淡蓝色的光丝溢出,二人的神识瞬间随之而去。
再次睁眼,两人身处一片白茫茫之中。
“外来者利用忆梦术侵入他人记忆,出于下意识自我保护,被施法者会篡改记忆试图抹除变动。因此我们所见不一定为实,万事要当心。”
宁宁挥动双手,清浅的瞳眸被点亮,同时也指明了方向,“向西,我感受到了强烈的波动,意外大约是在那儿发生的。”
说罢,宁宁戴上斗篷帽,不忘拢紧斗篷好挽留即将随风而去的些许温意。
又是一阵惊呼,距离声音来处越发近,眼前的景象随之发生微乎其微的变化。
才见过的老伯此刻并没有那么狼狈,只是还是满脸痛色,他握住脚踝,一边拿出绷带缠上伤口,只是绷带很快就被鲜血染红变得模糊不已。

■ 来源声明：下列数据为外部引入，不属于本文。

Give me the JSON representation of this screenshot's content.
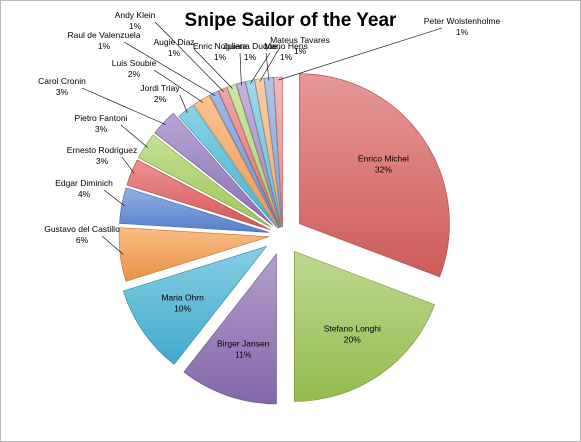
{
  "chart_data": {
    "type": "pie",
    "title": "Snipe Sailor of the Year",
    "slices": [
      {
        "label": "Enrico Michel",
        "value": 32,
        "pct": "32%",
        "color": "#d9615f"
      },
      {
        "label": "Stefano Longhi",
        "value": 20,
        "pct": "20%",
        "color": "#9bc553"
      },
      {
        "label": "Birger Jansen",
        "value": 11,
        "pct": "11%",
        "color": "#8a6bb2"
      },
      {
        "label": "Maria Ohrn",
        "value": 10,
        "pct": "10%",
        "color": "#45b3d6"
      },
      {
        "label": "Gustavo del Castillo",
        "value": 6,
        "pct": "6%",
        "color": "#f59a46"
      },
      {
        "label": "Edgar Diminich",
        "value": 4,
        "pct": "4%",
        "color": "#5b86d4"
      },
      {
        "label": "Ernesto Rodriguez",
        "value": 3,
        "pct": "3%",
        "color": "#e2595a"
      },
      {
        "label": "Pietro Fantoni",
        "value": 3,
        "pct": "3%",
        "color": "#a6d05a"
      },
      {
        "label": "Carol Cronin",
        "value": 3,
        "pct": "3%",
        "color": "#9175bf"
      },
      {
        "label": "Jordi Triay",
        "value": 2,
        "pct": "2%",
        "color": "#4bbad9"
      },
      {
        "label": "Luis Soubie",
        "value": 2,
        "pct": "2%",
        "color": "#f7a357"
      },
      {
        "label": "Raul de Valenzuela",
        "value": 1,
        "pct": "1%",
        "color": "#6f97da"
      },
      {
        "label": "Andy Klein",
        "value": 1,
        "pct": "1%",
        "color": "#e77575"
      },
      {
        "label": "Augie Diaz",
        "value": 1,
        "pct": "1%",
        "color": "#b4d977"
      },
      {
        "label": "Enric Noguera",
        "value": 1,
        "pct": "1%",
        "color": "#a58ac9"
      },
      {
        "label": "Juliana Duque",
        "value": 1,
        "pct": "1%",
        "color": "#6cc4df"
      },
      {
        "label": "Mateus Tavares",
        "value": 1,
        "pct": "1%",
        "color": "#f8b476"
      },
      {
        "label": "Mario Hens",
        "value": 1,
        "pct": "1%",
        "color": "#86a7e0"
      },
      {
        "label": "Peter Wolstenholme",
        "value": 1,
        "pct": "1%",
        "color": "#f09090"
      }
    ]
  }
}
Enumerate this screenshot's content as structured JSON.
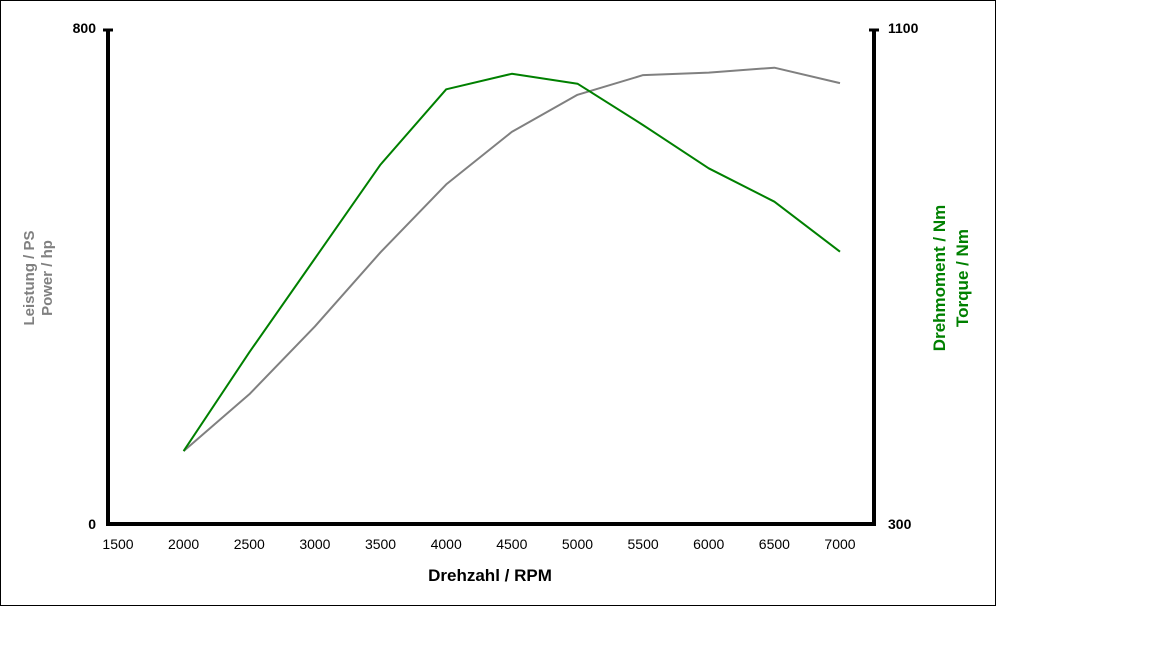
{
  "chart_data": {
    "type": "line",
    "x": [
      2000,
      2500,
      3000,
      3500,
      4000,
      4500,
      5000,
      5500,
      6000,
      6500,
      7000
    ],
    "xlim": [
      1500,
      7000
    ],
    "x_ticks": [
      "1500",
      "2000",
      "2500",
      "3000",
      "3500",
      "4000",
      "4500",
      "5000",
      "5500",
      "6000",
      "6500",
      "7000"
    ],
    "xlabel": "Drehzahl / RPM",
    "y_left": {
      "label_line1": "Leistung / PS",
      "label_line2": "Power / hp",
      "min": "0",
      "max": "800",
      "range": [
        0,
        800
      ]
    },
    "y_right": {
      "label_line1": "Drehmoment / Nm",
      "label_line2": "Torque / Nm",
      "min": "300",
      "max": "1100",
      "range": [
        300,
        1100
      ]
    },
    "series": [
      {
        "name": "Leistung / Power",
        "axis": "left",
        "color": "#808080",
        "values": [
          118,
          210,
          320,
          440,
          550,
          635,
          695,
          727,
          731,
          739,
          714
        ]
      },
      {
        "name": "Drehmoment / Torque",
        "axis": "right",
        "color": "#008000",
        "values": [
          418,
          578,
          730,
          882,
          1004,
          1029,
          1013,
          946,
          876,
          822,
          741
        ]
      }
    ]
  }
}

老伯疼得深吸气又下不来,只能不断咳嗽。
可是意外再次发生。
大雪封山,他尽力走到路口却发现回家的路早已被堵上,只能另寻道路。
可是走过去这一步已然花费起初完全意想不到的时日,三日过去身上的粮食即将被吃完,然而他还没有走出去。
老伯难免丧气,为了先填饱肚子好继续找到回家的路,他只能挪去山林寻可食用的灵植。
途中发现意外之喜,竟有一条能够通往山下的路,老伯本想立即出发,忽然发现身上少了些什么,于是匆忙赶回前几日待的老树下去寻找丢失的手帕。
他从白日忙碌到黑夜,功夫不负有心人他总算找找,嘴里不断呢喃自语道:“幸好没丢,这是你留给我唯一的念想了。”
只见老伯用颤抖的手把手帕放好,之后他又拖着孱弱的身躯返回,尽管那时已是黑夜。